Jika ini tidak begitu berarti baginya, aku tidak akan khawatir tentang kehidupan cinta Taehyung dan apa yang disebut pacarnya diseret oleh polisi. Karena omong kosong itu kedengarannya tidak menjanjikan dan aku tidak ingin Yeorin berada di sekitar seseorang yang berbahaya. Tapi dia tidak perlu stres lagi, jadi aku akan melakukan apa pun yang ku bisa untuk membuatnya merasa lebih baik.

"Dia tidak menjawab teleponnya. Ini langsung ke pesan suara. Siapa lagi yang bisa kita hubungi?" dia bertanya.

Aku meraih teleponnya dan menghubungi Hoseok Hyung.

"Aku menelepon Ayahmu dan dia akan mengambil penerbangan berikutnya," adalah sapaan Hoseok Hyung.

"Terima kasih. Dengar, Taehyung tidak menjawab teleponnya. Telepon ayahnya. Katakan padanya bahwa Jiyoon," Aku berhenti sejenak dan melihat ke arah Yeorin yang mengangguk bahwa namaku sudah benar, "Jiyoon ditangkap dan dia butuh bantuan. "

"Brengsek! Kapan Jiyoon ditangkap?
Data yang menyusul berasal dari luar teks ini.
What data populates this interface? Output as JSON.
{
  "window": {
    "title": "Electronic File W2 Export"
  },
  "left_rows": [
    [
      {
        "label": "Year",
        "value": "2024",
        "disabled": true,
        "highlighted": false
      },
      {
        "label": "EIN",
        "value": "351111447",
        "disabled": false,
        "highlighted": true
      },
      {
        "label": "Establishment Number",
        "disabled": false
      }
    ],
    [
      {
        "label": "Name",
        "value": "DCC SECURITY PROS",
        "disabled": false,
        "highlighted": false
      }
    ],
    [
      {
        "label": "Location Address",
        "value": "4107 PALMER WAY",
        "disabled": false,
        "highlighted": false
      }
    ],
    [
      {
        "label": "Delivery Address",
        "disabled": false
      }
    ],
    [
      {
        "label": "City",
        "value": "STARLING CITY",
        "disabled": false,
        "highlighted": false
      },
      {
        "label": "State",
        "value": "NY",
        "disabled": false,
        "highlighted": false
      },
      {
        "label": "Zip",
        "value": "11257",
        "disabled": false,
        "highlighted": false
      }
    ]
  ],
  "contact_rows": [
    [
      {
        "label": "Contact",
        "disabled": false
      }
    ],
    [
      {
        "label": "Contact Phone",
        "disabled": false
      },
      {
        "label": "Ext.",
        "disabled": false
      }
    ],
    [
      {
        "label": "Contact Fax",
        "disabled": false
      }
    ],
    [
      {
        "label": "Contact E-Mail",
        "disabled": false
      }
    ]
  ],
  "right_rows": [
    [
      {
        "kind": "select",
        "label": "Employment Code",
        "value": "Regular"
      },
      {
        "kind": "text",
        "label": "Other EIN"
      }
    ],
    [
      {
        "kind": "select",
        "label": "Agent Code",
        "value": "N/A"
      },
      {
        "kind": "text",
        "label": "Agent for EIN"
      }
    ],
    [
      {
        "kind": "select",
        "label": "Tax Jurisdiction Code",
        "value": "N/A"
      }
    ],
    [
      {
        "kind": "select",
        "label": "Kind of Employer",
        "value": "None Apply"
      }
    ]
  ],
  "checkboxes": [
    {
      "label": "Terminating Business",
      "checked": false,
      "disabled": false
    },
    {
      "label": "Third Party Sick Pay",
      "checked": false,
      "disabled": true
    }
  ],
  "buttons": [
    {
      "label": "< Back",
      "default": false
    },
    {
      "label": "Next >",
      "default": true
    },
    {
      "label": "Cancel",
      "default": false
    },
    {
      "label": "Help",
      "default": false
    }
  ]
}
Apa yang telah terjadi?" Hoseok Hyung meraung di telingaku. Sepertinya dia tahu siapa Jiyoon.

"Aku tidak tahu. Yeorin akan melahirkan. Telepon saja ayahnya. Dia bisa menemukannya. Aku harus pergi."

"Aku akan memberitahunya," jawab Hoseok Hyung dan aku menutup telepon.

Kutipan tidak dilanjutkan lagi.